In conventional agriculture, plants absorb inputs like carbon dioxide from the air, nutrients from the soil and energy from the sun. A harvest can take months and a large amount of land space to go from seed to harvest. Air Protein’s approach “uses exponentially less arable land, natural resources and causes less greenhouse gas emissions,” wrote Dyson. Air Protein farms are less geographically limited because they can expand vertically. In addition, Dyson said, “The time it takes to make our meat is days, compared to the years it takes to make meat from a cow.”

The search for sustainability is a big part of Air Protein’s vision and a great attraction for startup investors. “Air protein is an attractive solution to the growing challenges of sustainably feeding the world’s population, while addressing climate change and loss of biodiversity,” said Andrew Challis, co-director of Principal Investments at Barclays, in a written statement.

Berkeley-based startup Air Protein makes an alternative to meat, see here with vegetables, using NASA-inspired technology to turn carbon dioxide into protein. (Courtesy of Air Protein)

Although Air Protein is the first company to produce protein from the air, it is not the only alternative protein company that depends on fermentation. Impossible Foods, for example, uses fermentation to make its special heme ingredient, which gives meatless meat its fleshy flavor.

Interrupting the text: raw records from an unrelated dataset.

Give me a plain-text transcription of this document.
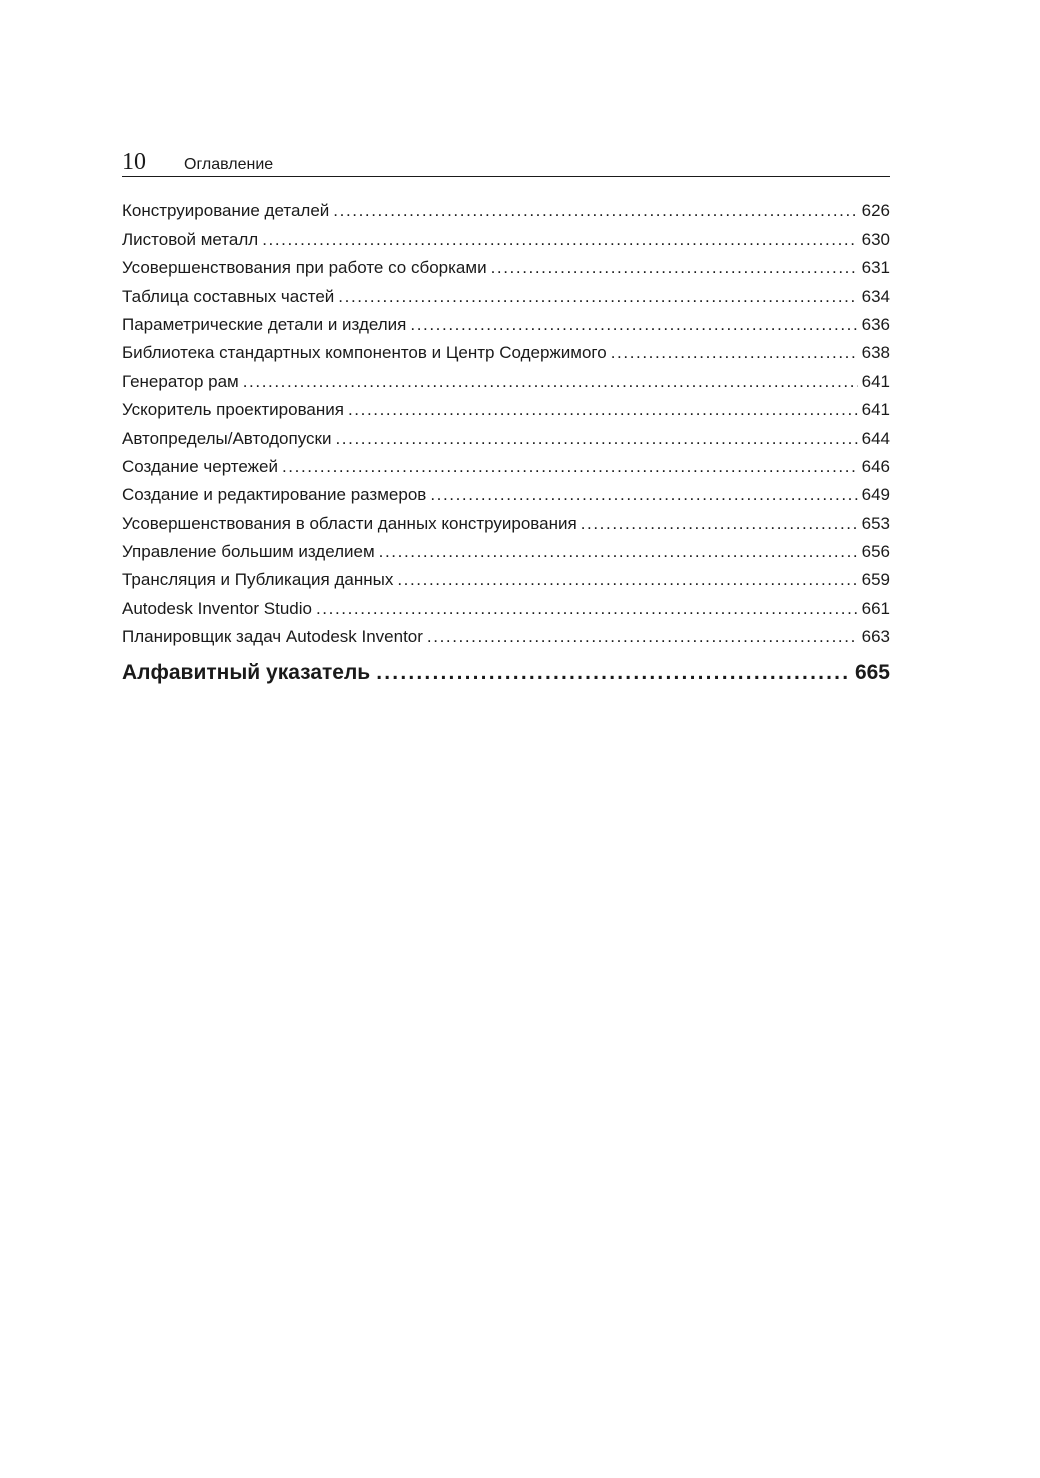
10 Оглавление
Конструирование деталей .....	626
Листовой металл .....	630
Усовершенствования при работе со сборками .....	631
Таблица составных частей .....	634
Параметрические детали и изделия .....	636
Библиотека стандартных компонентов и Центр Содержимого .....	638
Генератор рам .....	641
Ускоритель проектирования .....	641
Автопределы/Автодопуски .....	644
Создание чертежей .....	646
Создание и редактирование размеров .....	649
Усовершенствования в области данных конструирования .....	653
Управление большим изделием .....	656
Трансляция и Публикация данных .....	659
Autodesk Inventor Studio .....	661
Планировщик задач Autodesk Inventor .....	663
Алфавитный указатель .....	665
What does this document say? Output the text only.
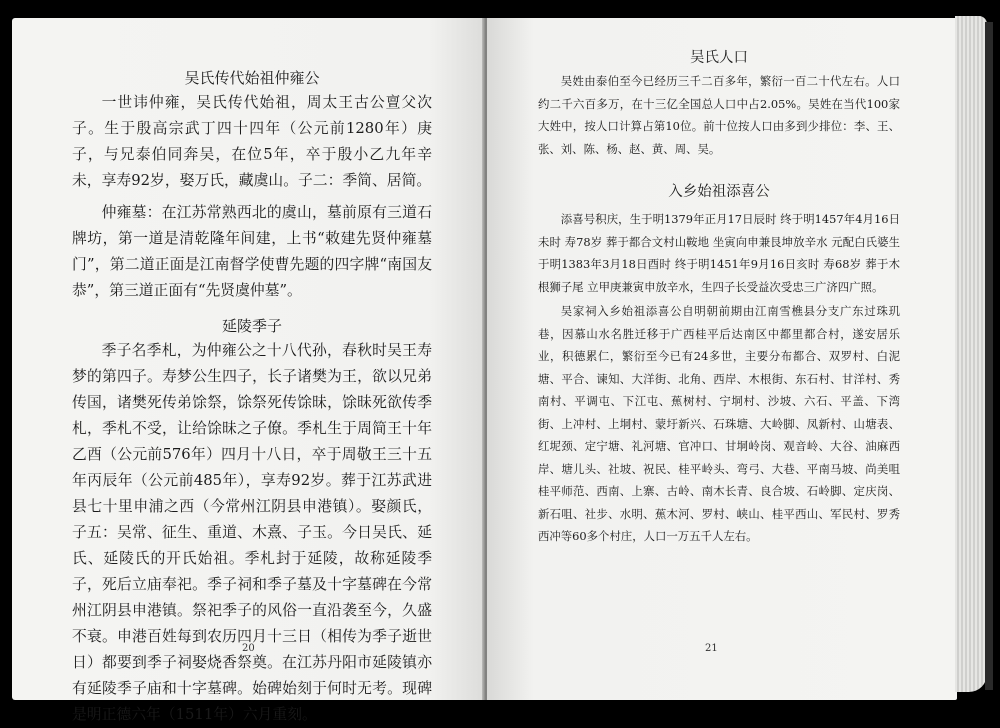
吴氏传代始祖仲雍公

一世讳仲雍，吴氏传代始祖，周太王古公亶父次子。生于殷高宗武丁四十四年（公元前1280年）庚子，与兄泰伯同奔吴，在位5年，卒于殷小乙九年辛未，享寿92岁，娶万氏，藏虞山。子二：季简、居简。

仲雍墓：在江苏常熟西北的虞山，墓前原有三道石牌坊，第一道是清乾隆年间建，上书“敕建先贤仲雍墓门”，第二道正面是江南督学使曹先题的四字牌“南国友恭”，第三道正面有“先贤虞仲墓”。

延陵季子

季子名季札，为仲雍公之十八代孙，春秋时吴王寿梦的第四子。寿梦公生四子，长子诸樊为王，欲以兄弟传国，诸樊死传弟馀祭，馀祭死传馀昧，馀昧死欲传季札，季札不受，让给馀昧之子僚。季札生于周简王十年乙酉（公元前576年）四月十八日，卒于周敬王三十五年丙辰年（公元前485年），享寿92岁。葬于江苏武进县七十里申浦之西（今常州江阴县申港镇）。娶颜氏，子五：吴常、征生、重道、木熹、子玉。今日吴氏、延氏、延陵氏的开氏始祖。季札封于延陵，故称延陵季子，死后立庙奉祀。季子祠和季子墓及十字墓碑在今常州江阴县申港镇。祭祀季子的风俗一直沿袭至今，久盛不衰。申港百姓每到农历四月十三日（相传为季子逝世日）都要到季子祠娶烧香祭奠。在江苏丹阳市延陵镇亦有延陵季子庙和十字墓碑。始碑始刻于何时无考。现碑是明正德六年（1511年）六月重刻。

20
吴氏人口

吴姓由泰伯至今已经历三千二百多年，繁衍一百二十代左右。人口约二千六百多万，在十三亿全国总人口中占2.05%。吴姓在当代100家大姓中，按人口计算占第10位。前十位按人口由多到少排位：李、王、张、刘、陈、杨、赵、黄、周、吴。

入乡始祖添喜公

添喜号积庆，生于明1379年正月17日辰时 终于明1457年4月16日未时 寿78岁 葬于都合文村山鞍地 坐寅向申兼艮坤放辛水 元配白氏婆生于明1383年3月18日酉时 终于明1451年9月16日亥时 寿68岁 葬于木根狮子尾 立甲庚兼寅申放辛水，生四子长受益次受忠三广济四广照。

吴家祠入乡始祖添喜公自明朝前期由江南雪樵县分支广东过珠玑巷，因慕山水名胜迁移于广西桂平后达南区中都里都合村，遂安居乐业，积德累仁，繁衍至今已有24多世，主要分布都合、双罗村、白泥塘、平合、谏知、大洋街、北角、西岸、木根街、东石村、甘洋村、秀南村、平调屯、下江屯、蕉树村、宁垌村、沙坡、六石、平盖、下湾街、上冲村、上垌村、蒙圩新兴、石珠塘、大岭脚、凤新村、山塘表、红坭颈、定宁塘、礼河塘、官冲口、甘垌岭岗、观音岭、大谷、油麻西岸、塘儿头、社坡、祝民、桂平岭头、弯弓、大巷、平南马坡、尚美咀 桂平师范、西南、上寨、古岭、南木长青、良合坡、石岭脚、定庆岗、新石咀、社步、水明、蕉木河、罗村、峡山、桂平西山、军民村、罗秀西冲等60多个村庄，人口一万五千人左右。

21
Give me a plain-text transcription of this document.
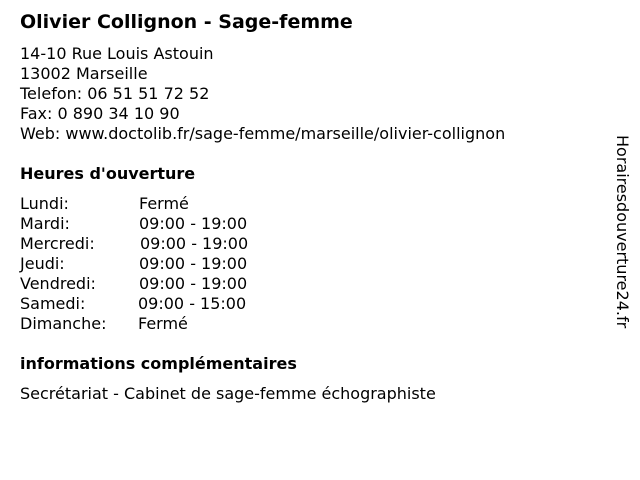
Olivier Collignon - Sage-femme
14-10 Rue Louis Astouin
13002 Marseille
Telefon: 06 51 51 72 52
Fax: 0 890 34 10 90
Web: www.doctolib.fr/sage-femme/marseille/olivier-collignon
Heures d'ouverture
Lundi:	Fermé
Mardi:	09:00 - 19:00
Mercredi:	09:00 - 19:00
Jeudi:	09:00 - 19:00
Vendredi:	09:00 - 19:00
Samedi:	09:00 - 15:00
Dimanche: Fermé
informations complémentaires
Secrétariat - Cabinet de sage-femme échographiste
Horairesdouverture24.fr
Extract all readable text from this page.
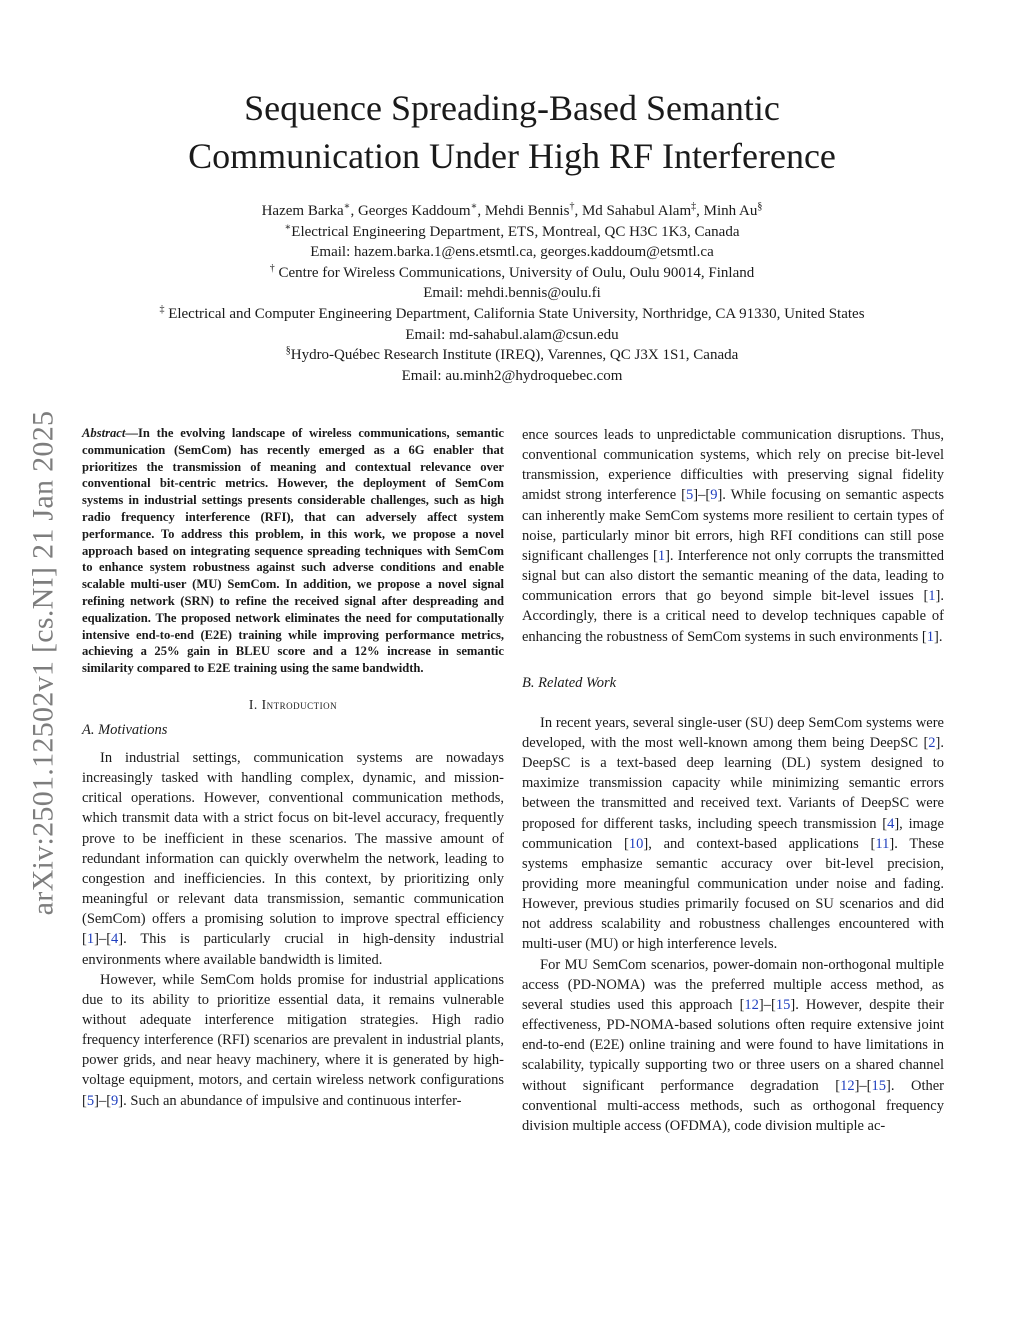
arXiv:2501.12502v1 [cs.NI] 21 Jan 2025
Sequence Spreading-Based Semantic
Communication Under High RF Interference
Hazem Barka∗, Georges Kaddoum∗, Mehdi Bennis†, Md Sahabul Alam‡, Minh Au§
∗Electrical Engineering Department, ETS, Montreal, QC H3C 1K3, Canada
Email: hazem.barka.1@ens.etsmtl.ca, georges.kaddoum@etsmtl.ca
† Centre for Wireless Communications, University of Oulu, Oulu 90014, Finland
Email: mehdi.bennis@oulu.fi
‡ Electrical and Computer Engineering Department, California State University, Northridge, CA 91330, United States
Email: md-sahabul.alam@csun.edu
§Hydro-Québec Research Institute (IREQ), Varennes, QC J3X 1S1, Canada
Email: au.minh2@hydroquebec.com

Abstract—In the evolving landscape of wireless communications, semantic communication (SemCom) has recently emerged as a 6G enabler that prioritizes the transmission of meaning and contextual relevance over conventional bit-centric metrics. However, the deployment of SemCom systems in industrial settings presents considerable challenges, such as high radio frequency interference (RFI), that can adversely affect system performance. To address this problem, in this work, we propose a novel approach based on integrating sequence spreading techniques with SemCom to enhance system robustness against such adverse conditions and enable scalable multi-user (MU) SemCom. In addition, we propose a novel signal refining network (SRN) to refine the received signal after despreading and equalization. The proposed network eliminates the need for computationally intensive end-to-end (E2E) training while improving performance metrics, achieving a 25% gain in BLEU score and a 12% increase in semantic similarity compared to E2E training using the same bandwidth.

I. Introduction
A. Motivations

In industrial settings, communication systems are nowadays increasingly tasked with handling complex, dynamic, and mission-critical operations. However, conventional communication methods, which transmit data with a strict focus on bit-level accuracy, frequently prove to be inefficient in these scenarios. The massive amount of redundant information can quickly overwhelm the network, leading to congestion and inefficiencies. In this context, by prioritizing only meaningful or relevant data transmission, semantic communication (SemCom) offers a promising solution to improve spectral efficiency [1]–[4]. This is particularly crucial in high-density industrial environments where available bandwidth is limited.

However, while SemCom holds promise for industrial applications due to its ability to prioritize essential data, it remains vulnerable without adequate interference mitigation strategies. High radio frequency interference (RFI) scenarios are prevalent in industrial plants, power grids, and near heavy machinery, where it is generated by high-voltage equipment, motors, and certain wireless network configurations [5]–[9]. Such an abundance of impulsive and continuous interfer-

ence sources leads to unpredictable communication disruptions. Thus, conventional communication systems, which rely on precise bit-level transmission, experience difficulties with preserving signal fidelity amidst strong interference [5]–[9]. While focusing on semantic aspects can inherently make SemCom systems more resilient to certain types of noise, particularly minor bit errors, high RFI conditions can still pose significant challenges [1]. Interference not only corrupts the transmitted signal but can also distort the semantic meaning of the data, leading to communication errors that go beyond simple bit-level issues [1]. Accordingly, there is a critical need to develop techniques capable of enhancing the robustness of SemCom systems in such environments [1].

B. Related Work

In recent years, several single-user (SU) deep SemCom systems were developed, with the most well-known among them being DeepSC [2]. DeepSC is a text-based deep learning (DL) system designed to maximize transmission capacity while minimizing semantic errors between the transmitted and received text. Variants of DeepSC were proposed for different tasks, including speech transmission [4], image communication [10], and context-based applications [11]. These systems emphasize semantic accuracy over bit-level precision, providing more meaningful communication under noise and fading. However, previous studies primarily focused on SU scenarios and did not address scalability and robustness challenges encountered with multi-user (MU) or high interference levels.

For MU SemCom scenarios, power-domain non-orthogonal multiple access (PD-NOMA) was the preferred multiple access method, as several studies used this approach [12]–[15]. However, despite their effectiveness, PD-NOMA-based solutions often require extensive joint end-to-end (E2E) online training and were found to have limitations in scalability, typically supporting two or three users on a shared channel without significant performance degradation [12]–[15]. Other conventional multi-access methods, such as orthogonal frequency division multiple access (OFDMA), code division multiple ac-
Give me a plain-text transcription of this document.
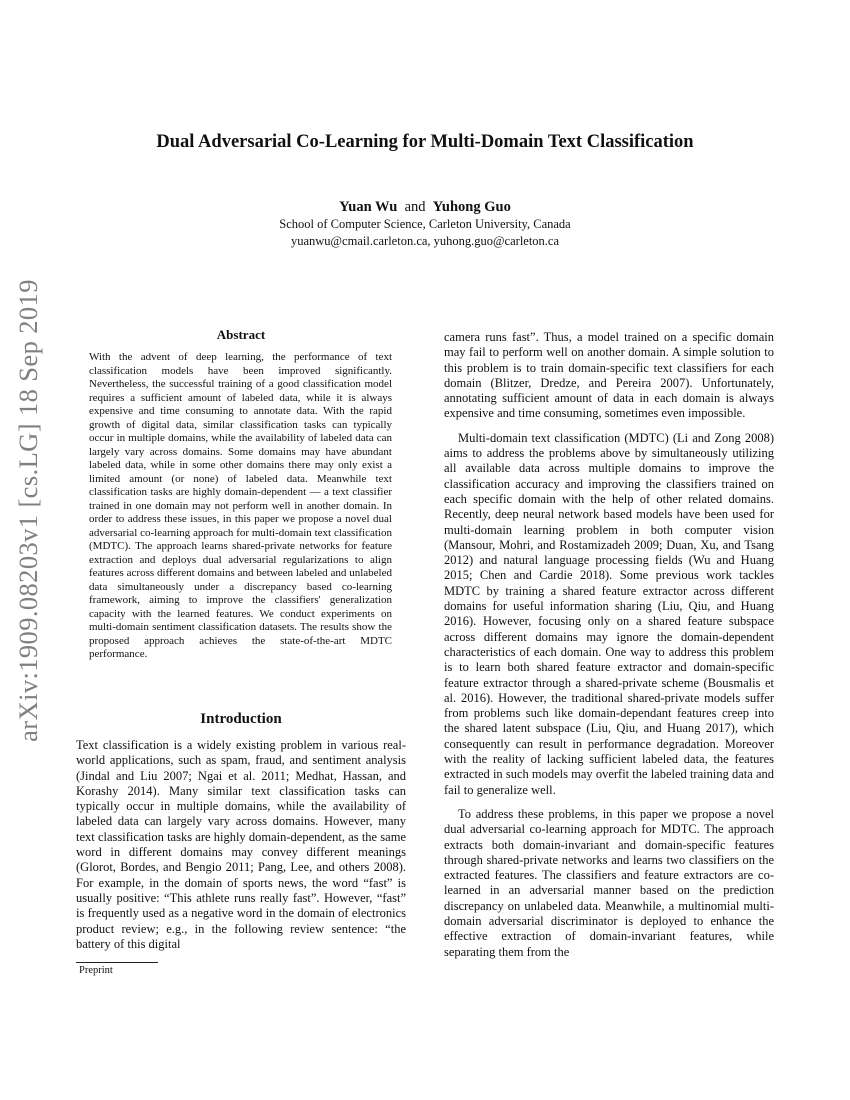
arXiv:1909.08203v1 [cs.LG] 18 Sep 2019
Dual Adversarial Co-Learning for Multi-Domain Text Classification

Yuan Wu and Yuhong Guo

School of Computer Science, Carleton University, Canada
yuanwu@cmail.carleton.ca, yuhong.guo@carleton.ca
Abstract

With the advent of deep learning, the performance of text classification models have been improved significantly. Nevertheless, the successful training of a good classification model requires a sufficient amount of labeled data, while it is always expensive and time consuming to annotate data. With the rapid growth of digital data, similar classification tasks can typically occur in multiple domains, while the availability of labeled data can largely vary across domains. Some domains may have abundant labeled data, while in some other domains there may only exist a limited amount (or none) of labeled data. Meanwhile text classification tasks are highly domain-dependent — a text classifier trained in one domain may not perform well in another domain. In order to address these issues, in this paper we propose a novel dual adversarial co-learning approach for multi-domain text classification (MDTC). The approach learns shared-private networks for feature extraction and deploys dual adversarial regularizations to align features across different domains and between labeled and unlabeled data simultaneously under a discrepancy based co-learning framework, aiming to improve the classifiers' generalization capacity with the learned features. We conduct experiments on multi-domain sentiment classification datasets. The results show the proposed approach achieves the state-of-the-art MDTC performance.

Introduction

Text classification is a widely existing problem in various real-world applications, such as spam, fraud, and sentiment analysis (Jindal and Liu 2007; Ngai et al. 2011; Medhat, Hassan, and Korashy 2014). Many similar text classification tasks can typically occur in multiple domains, while the availability of labeled data can largely vary across domains. However, many text classification tasks are highly domain-dependent, as the same word in different domains may convey different meanings (Glorot, Bordes, and Bengio 2011; Pang, Lee, and others 2008). For example, in the domain of sports news, the word “fast” is usually positive: “This athlete runs really fast”. However, “fast” is frequently used as a negative word in the domain of electronics product review; e.g., in the following review sentence: “the battery of this digital

Preprint

camera runs fast”. Thus, a model trained on a specific domain may fail to perform well on another domain. A simple solution to this problem is to train domain-specific text classifiers for each domain (Blitzer, Dredze, and Pereira 2007). Unfortunately, annotating sufficient amount of data in each domain is always expensive and time consuming, sometimes even impossible.

Multi-domain text classification (MDTC) (Li and Zong 2008) aims to address the problems above by simultaneously utilizing all available data across multiple domains to improve the classification accuracy and improving the classifiers trained on each specific domain with the help of other related domains. Recently, deep neural network based models have been used for multi-domain learning problem in both computer vision (Mansour, Mohri, and Rostamizadeh 2009; Duan, Xu, and Tsang 2012) and natural language processing fields (Wu and Huang 2015; Chen and Cardie 2018). Some previous work tackles MDTC by training a shared feature extractor across different domains for useful information sharing (Liu, Qiu, and Huang 2016). However, focusing only on a shared feature subspace across different domains may ignore the domain-dependent characteristics of each domain. One way to address this problem is to learn both shared feature extractor and domain-specific feature extractor through a shared-private scheme (Bousmalis et al. 2016). However, the traditional shared-private models suffer from problems such like domain-dependant features creep into the shared latent subspace (Liu, Qiu, and Huang 2017), which consequently can result in performance degradation. Moreover with the reality of lacking sufficient labeled data, the features extracted in such models may overfit the labeled training data and fail to generalize well.

To address these problems, in this paper we propose a novel dual adversarial co-learning approach for MDTC. The approach extracts both domain-invariant and domain-specific features through shared-private networks and learns two classifiers on the extracted features. The classifiers and feature extractors are co-learned in an adversarial manner based on the prediction discrepancy on unlabeled data. Meanwhile, a multinomial multi-domain adversarial discriminator is deployed to enhance the effective extraction of domain-invariant features, while separating them from the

Fermentation technology is enabling a new wave of alternative protein products – meat, eggs and dairy products – that are tasty and produced in a more sustainable and efficient way than their animal equivalents. And record levels of investment are enabling the technology.

In the first seven months of 2020 alone, $ 1.5 billion was invested in companies producing alternative proteins, according to a report by the Good Food Institute (GFI) – and $ 435 million of that was for those using fermentation. Seeing the steady and rapid increase in innovative fermentation technology and protein products, GFI is calling fermentation the next pillar of alternative proteins.

“Fermentation is driving a new wave of alternative protein products with enormous potential to improve the taste, sustainability and efficiency of production,” said the Good Food Institute’s associate director of science and technology, Dr. Liz Specht in the report. “Investors and innovators are recognizing this market potential, leading to increased activity in fermentation as an enabling platform for the alternative protein industry as a whole.”